Plus de 900 juifs allemands embarquent le 13 mai 1939 sur le Saint-Louis pour échapper à la barbarie nazie. Ils naviguent d’abord vers Cuba pour rejoindre ensuite les États-Unis…

Saint-LouisainLe 13 mai 1939, lorsque Aaron Pozner pose le pied sur le pont du paquebot S.S. Saint-Louis, il laisse derrière lui une femme et deux enfants. Les reverra-t-il un jour ? Citoyen juif allemand dans l’Allemagne de 1939, Aaron Pozner n’a pas d’autre choix que de partir.
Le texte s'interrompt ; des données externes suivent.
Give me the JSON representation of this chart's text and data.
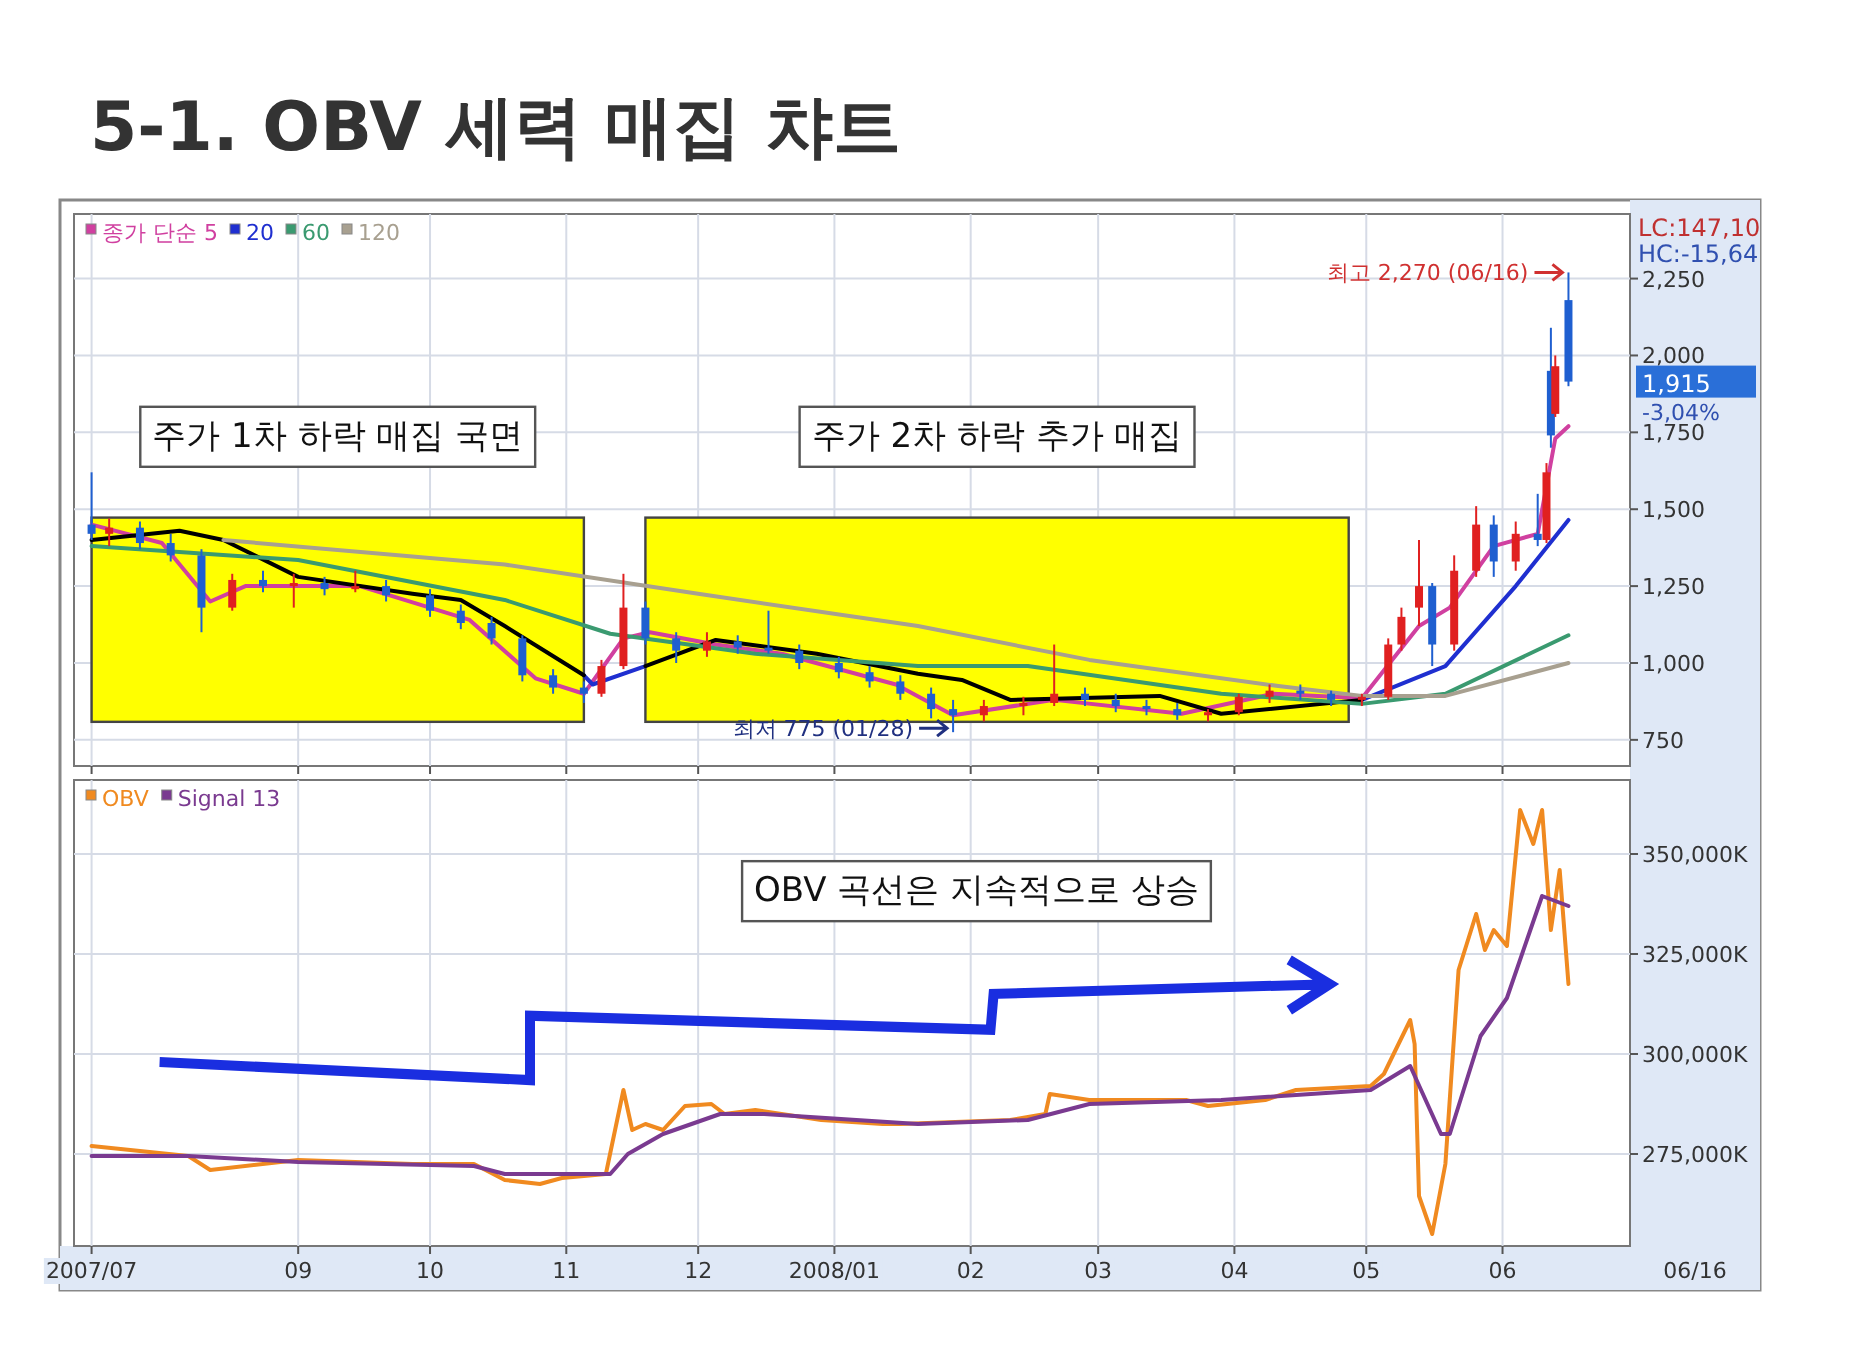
{
  "chart_data": [
    {
      "type": "candlestick",
      "title": "5-1. OBV 세력 매집 챠트",
      "x": [
        "2007-07-16",
        "2007-07-20",
        "2007-07-27",
        "2007-08-03",
        "2007-08-10",
        "2007-08-17",
        "2007-08-24",
        "2007-08-31",
        "2007-09-07",
        "2007-09-14",
        "2007-09-21",
        "2007-10-01",
        "2007-10-08",
        "2007-10-15",
        "2007-10-22",
        "2007-10-29",
        "2007-11-05",
        "2007-11-09",
        "2007-11-14",
        "2007-11-19",
        "2007-11-26",
        "2007-12-03",
        "2007-12-10",
        "2007-12-17",
        "2007-12-24",
        "2008-01-02",
        "2008-01-09",
        "2008-01-16",
        "2008-01-23",
        "2008-01-28",
        "2008-02-04",
        "2008-02-13",
        "2008-02-20",
        "2008-02-27",
        "2008-03-05",
        "2008-03-12",
        "2008-03-19",
        "2008-03-26",
        "2008-04-02",
        "2008-04-09",
        "2008-04-16",
        "2008-04-23",
        "2008-04-30",
        "2008-05-06",
        "2008-05-09",
        "2008-05-13",
        "2008-05-16",
        "2008-05-21",
        "2008-05-26",
        "2008-05-30",
        "2008-06-04",
        "2008-06-09",
        "2008-06-11",
        "2008-06-12",
        "2008-06-13",
        "2008-06-16"
      ],
      "ohlc": [
        [
          1450,
          1620,
          1400,
          1420
        ],
        [
          1420,
          1470,
          1380,
          1440
        ],
        [
          1440,
          1460,
          1370,
          1390
        ],
        [
          1390,
          1420,
          1330,
          1350
        ],
        [
          1350,
          1370,
          1100,
          1180
        ],
        [
          1180,
          1290,
          1170,
          1270
        ],
        [
          1270,
          1300,
          1230,
          1250
        ],
        [
          1250,
          1290,
          1180,
          1260
        ],
        [
          1260,
          1280,
          1220,
          1240
        ],
        [
          1240,
          1300,
          1230,
          1250
        ],
        [
          1250,
          1270,
          1200,
          1220
        ],
        [
          1220,
          1240,
          1150,
          1170
        ],
        [
          1170,
          1190,
          1110,
          1130
        ],
        [
          1130,
          1150,
          1060,
          1080
        ],
        [
          1080,
          1090,
          940,
          960
        ],
        [
          960,
          980,
          900,
          920
        ],
        [
          920,
          940,
          870,
          900
        ],
        [
          900,
          1010,
          890,
          990
        ],
        [
          990,
          1290,
          980,
          1180
        ],
        [
          1180,
          1200,
          1060,
          1080
        ],
        [
          1080,
          1100,
          1000,
          1040
        ],
        [
          1040,
          1100,
          1020,
          1070
        ],
        [
          1070,
          1090,
          1030,
          1050
        ],
        [
          1050,
          1170,
          1030,
          1040
        ],
        [
          1040,
          1060,
          980,
          1000
        ],
        [
          1000,
          1020,
          950,
          970
        ],
        [
          970,
          990,
          920,
          940
        ],
        [
          940,
          960,
          880,
          900
        ],
        [
          900,
          920,
          820,
          850
        ],
        [
          850,
          880,
          775,
          830
        ],
        [
          830,
          880,
          810,
          860
        ],
        [
          860,
          890,
          830,
          870
        ],
        [
          870,
          1060,
          860,
          900
        ],
        [
          900,
          920,
          860,
          880
        ],
        [
          880,
          900,
          840,
          860
        ],
        [
          860,
          880,
          830,
          850
        ],
        [
          850,
          870,
          815,
          830
        ],
        [
          830,
          850,
          810,
          840
        ],
        [
          840,
          900,
          830,
          890
        ],
        [
          890,
          930,
          870,
          910
        ],
        [
          910,
          930,
          880,
          900
        ],
        [
          900,
          910,
          860,
          880
        ],
        [
          880,
          900,
          860,
          890
        ],
        [
          890,
          1080,
          880,
          1060
        ],
        [
          1060,
          1180,
          1040,
          1150
        ],
        [
          1180,
          1400,
          1120,
          1250
        ],
        [
          1250,
          1260,
          990,
          1060
        ],
        [
          1060,
          1350,
          1040,
          1300
        ],
        [
          1300,
          1510,
          1280,
          1450
        ],
        [
          1450,
          1480,
          1280,
          1330
        ],
        [
          1330,
          1460,
          1300,
          1420
        ],
        [
          1420,
          1550,
          1380,
          1400
        ],
        [
          1400,
          1650,
          1390,
          1620
        ],
        [
          1950,
          2090,
          1700,
          1740
        ],
        [
          1810,
          2000,
          1800,
          1965
        ],
        [
          2180,
          2270,
          1900,
          1915
        ]
      ],
      "series": [
        {
          "name": "종가 단순 5",
          "type": "line",
          "color": "#d040a0",
          "x": [
            "2007-07-16",
            "2007-08-01",
            "2007-08-12",
            "2007-08-20",
            "2007-09-15",
            "2007-10-10",
            "2007-10-25",
            "2007-11-05",
            "2007-11-14",
            "2007-11-20",
            "2007-12-05",
            "2007-12-20",
            "2008-01-15",
            "2008-01-28",
            "2008-02-20",
            "2008-03-20",
            "2008-04-10",
            "2008-04-30",
            "2008-05-13",
            "2008-05-20",
            "2008-05-30",
            "2008-06-09",
            "2008-06-13",
            "2008-06-16"
          ],
          "values": [
            1450,
            1390,
            1200,
            1250,
            1250,
            1140,
            950,
            900,
            1080,
            1100,
            1060,
            1030,
            930,
            830,
            880,
            835,
            900,
            885,
            1120,
            1180,
            1380,
            1420,
            1730,
            1770
          ]
        },
        {
          "name": "20",
          "type": "line",
          "color": "#1f2fd0",
          "x": [
            "2007-11-05",
            "2007-11-07",
            "2007-11-19",
            "2007-12-01",
            "2008-04-30",
            "2008-05-19",
            "2008-06-04",
            "2008-06-16"
          ],
          "values": [
            960,
            930,
            990,
            null,
            880,
            990,
            1250,
            1465
          ]
        },
        {
          "type": "line",
          "color": "#000000",
          "x": [
            "2007-07-16",
            "2007-08-05",
            "2007-08-15",
            "2007-09-01",
            "2007-09-27",
            "2007-10-08",
            "2007-10-18",
            "2007-11-05",
            "2007-11-12",
            "2007-11-19",
            "2007-12-05",
            "2007-12-28",
            "2008-01-20",
            "2008-01-30",
            "2008-02-10",
            "2008-03-15",
            "2008-03-29",
            "2008-04-30"
          ],
          "values": [
            1400,
            1430,
            1400,
            1280,
            1225,
            1205,
            1120,
            960,
            null,
            990,
            1075,
            1030,
            965,
            945,
            880,
            893,
            835,
            880
          ]
        },
        {
          "name": "60",
          "type": "line",
          "color": "#3a9a70",
          "x": [
            "2007-07-16",
            "2007-09-01",
            "2007-10-18",
            "2007-11-11",
            "2007-12-14",
            "2008-01-20",
            "2008-02-14",
            "2008-03-29",
            "2008-04-30",
            "2008-05-19",
            "2008-06-16"
          ],
          "values": [
            1380,
            1335,
            1205,
            1095,
            1030,
            990,
            990,
            900,
            867,
            900,
            1090
          ]
        },
        {
          "name": "120",
          "type": "line",
          "color": "#a8a090",
          "x": [
            "2007-08-15",
            "2007-10-18",
            "2007-12-01",
            "2008-01-20",
            "2008-02-28",
            "2008-04-11",
            "2008-04-30",
            "2008-05-19",
            "2008-06-16"
          ],
          "values": [
            1400,
            1320,
            1225,
            1120,
            1010,
            925,
            893,
            893,
            1000
          ]
        }
      ],
      "xlim": [
        "2007-07-12",
        "2008-06-30"
      ],
      "xticks": [
        {
          "value": "2007-07-16",
          "label": null
        },
        {
          "value": "2007-09-01",
          "label": null
        },
        {
          "value": "2007-10-01",
          "label": null
        },
        {
          "value": "2007-11-01",
          "label": null
        },
        {
          "value": "2007-12-01",
          "label": null
        },
        {
          "value": "2008-01-01",
          "label": null
        },
        {
          "value": "2008-02-01",
          "label": null
        },
        {
          "value": "2008-03-01",
          "label": null
        },
        {
          "value": "2008-04-01",
          "label": null
        },
        {
          "value": "2008-05-01",
          "label": null
        },
        {
          "value": "2008-06-01",
          "label": null
        }
      ],
      "ylim": [
        665,
        2460
      ],
      "yticks": [
        750,
        {
          "value": 1000,
          "label": "1,000"
        },
        {
          "value": 1250,
          "label": "1,250"
        },
        {
          "value": 1500,
          "label": "1,500"
        },
        {
          "value": 1750,
          "label": "1,750"
        },
        {
          "value": 2000,
          "label": "2,000"
        },
        {
          "value": 2250,
          "label": "2,250"
        }
      ],
      "tick_labels": "y",
      "grid": true,
      "legend": "top left",
      "bands": [
        {
          "axis": "x",
          "from": "2007-07-16",
          "to": "2007-11-05",
          "label": "주가 1차 하락 매집 국면",
          "color": "#ffff00"
        },
        {
          "axis": "x",
          "from": "2007-11-19",
          "to": "2008-04-27",
          "label": "주가 2차 하락 추가 매집",
          "color": "#ffff00"
        }
      ],
      "annotations": [
        "LC:147,10",
        "HC:-15,64",
        {
          "text": "최고 2,270 (06/16)",
          "x": "2008-06-16",
          "y": 2270
        },
        {
          "text": "최저 775 (01/28)",
          "x": "2008-01-28",
          "y": 775
        },
        "1,915",
        "-3,04%"
      ]
    },
    {
      "type": "line",
      "series": [
        {
          "name": "OBV",
          "color": "#f08a20",
          "x": [
            "2007-07-16",
            "2007-08-07",
            "2007-08-12",
            "2007-09-01",
            "2007-09-27",
            "2007-10-11",
            "2007-10-18",
            "2007-10-26",
            "2007-10-31",
            "2007-11-10",
            "2007-11-14",
            "2007-11-16",
            "2007-11-19",
            "2007-11-23",
            "2007-11-28",
            "2007-12-04",
            "2007-12-07",
            "2007-12-14",
            "2007-12-29",
            "2008-01-12",
            "2008-01-16",
            "2008-02-10",
            "2008-02-18",
            "2008-02-19",
            "2008-02-22",
            "2008-02-28",
            "2008-03-21",
            "2008-03-26",
            "2008-04-08",
            "2008-04-15",
            "2008-05-02",
            "2008-05-05",
            "2008-05-11",
            "2008-05-12",
            "2008-05-13",
            "2008-05-16",
            "2008-05-19",
            "2008-05-22",
            "2008-05-26",
            "2008-05-28",
            "2008-05-30",
            "2008-06-02",
            "2008-06-05",
            "2008-06-08",
            "2008-06-10",
            "2008-06-12",
            "2008-06-14",
            "2008-06-16"
          ],
          "values": [
            277000,
            274500,
            271000,
            273500,
            272500,
            272500,
            268500,
            267500,
            269000,
            270000,
            291000,
            281000,
            282500,
            281000,
            287000,
            287500,
            285000,
            286000,
            283500,
            282500,
            282500,
            283500,
            285000,
            290000,
            289500,
            288500,
            288500,
            287000,
            288500,
            291000,
            292000,
            295000,
            308500,
            302500,
            264500,
            255000,
            272500,
            321000,
            335000,
            326000,
            331000,
            327000,
            361000,
            352500,
            361000,
            331000,
            346000,
            317500
          ]
        },
        {
          "name": "Signal 13",
          "color": "#7a3a90",
          "x": [
            "2007-07-16",
            "2007-08-07",
            "2007-09-01",
            "2007-10-11",
            "2007-10-18",
            "2007-11-11",
            "2007-11-15",
            "2007-11-23",
            "2007-12-06",
            "2007-12-16",
            "2008-01-20",
            "2008-02-14",
            "2008-02-28",
            "2008-03-29",
            "2008-05-02",
            "2008-05-11",
            "2008-05-18",
            "2008-05-20",
            "2008-05-27",
            "2008-06-02",
            "2008-06-10",
            "2008-06-16"
          ],
          "values": [
            274500,
            274500,
            273000,
            272000,
            270000,
            270000,
            275000,
            280000,
            285000,
            285000,
            282500,
            283500,
            287500,
            288500,
            291000,
            297000,
            280000,
            280000,
            304500,
            314000,
            339500,
            337000
          ]
        }
      ],
      "xlim": [
        "2007-07-12",
        "2008-06-30"
      ],
      "xticks": [
        {
          "value": "2007-07-16",
          "label": "2007/07"
        },
        {
          "value": "2007-09-01",
          "label": "09"
        },
        {
          "value": "2007-10-01",
          "label": "10"
        },
        {
          "value": "2007-11-01",
          "label": "11"
        },
        {
          "value": "2007-12-01",
          "label": "12"
        },
        {
          "value": "2008-01-01",
          "label": "2008/01"
        },
        {
          "value": "2008-02-01",
          "label": "02"
        },
        {
          "value": "2008-03-01",
          "label": "03"
        },
        {
          "value": "2008-04-01",
          "label": "04"
        },
        {
          "value": "2008-05-01",
          "label": "05"
        },
        {
          "value": "2008-06-01",
          "label": "06"
        }
      ],
      "ylim": [
        252000,
        368500
      ],
      "yticks": [
        {
          "value": 275000,
          "label": "275,000K"
        },
        {
          "value": 300000,
          "label": "300,000K"
        },
        {
          "value": 325000,
          "label": "325,000K"
        },
        {
          "value": 350000,
          "label": "350,000K"
        }
      ],
      "grid": true,
      "legend": "top left",
      "annotations": [
        "OBV 곡선은 지속적으로 상승",
        "06/16"
      ]
    }
  ]
}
Arrêté lors de la « nuit de Cristal », les 9 et 10 novembre 1938, ce professeur d’hébreu a été envoyé dans le camp de concentration de Dachau. Il a vu les traitements réservés aux juifs allemands comme lui. Il a été relâché, à la condition de quitter l’Allemagne dans les deux semaines qui suivent.

Mais partir devient de plus en plus difficile, il faut trouver un pays d’accueil, réunir l’argent nécessaire pour le billet sur le Saint- Louis, et pour le certificat de débarquement à Cuba. Toute sa famille est mise à contribution.

UN CAPITAINE D’UNE GRANDE HUMANITÉ

Avec lui, 938 passagers ont pu monter à bord du paquebot de croisière le Saint-Louis, affrété par la compagnie Hamburg-America Line (Hapag), dont une majorité de femmes et d’enfants, ainsi que des personnes âgées. À l’exception d’une dizaine de Cubains, tous sont juifs.

Le bateau qui effectue fréquemment la traversée Hambourg – New York prend la mer pour Cuba où les réfugiés attendront un visa pour entrer aux États-Unis. Beaucoup figurent sur une liste d’attente pour entrer en Amérique.

Le capitaine allemand du Saint-Louis s’appelle Gustav Schroeder. Au fil de la traversée, les passagers vont découvrir un homme d’une grande humanité. Il a donné pour consigne aux 231 membres de l’équipage de bien traiter les passagers. Il sait ce que certains ont vécu.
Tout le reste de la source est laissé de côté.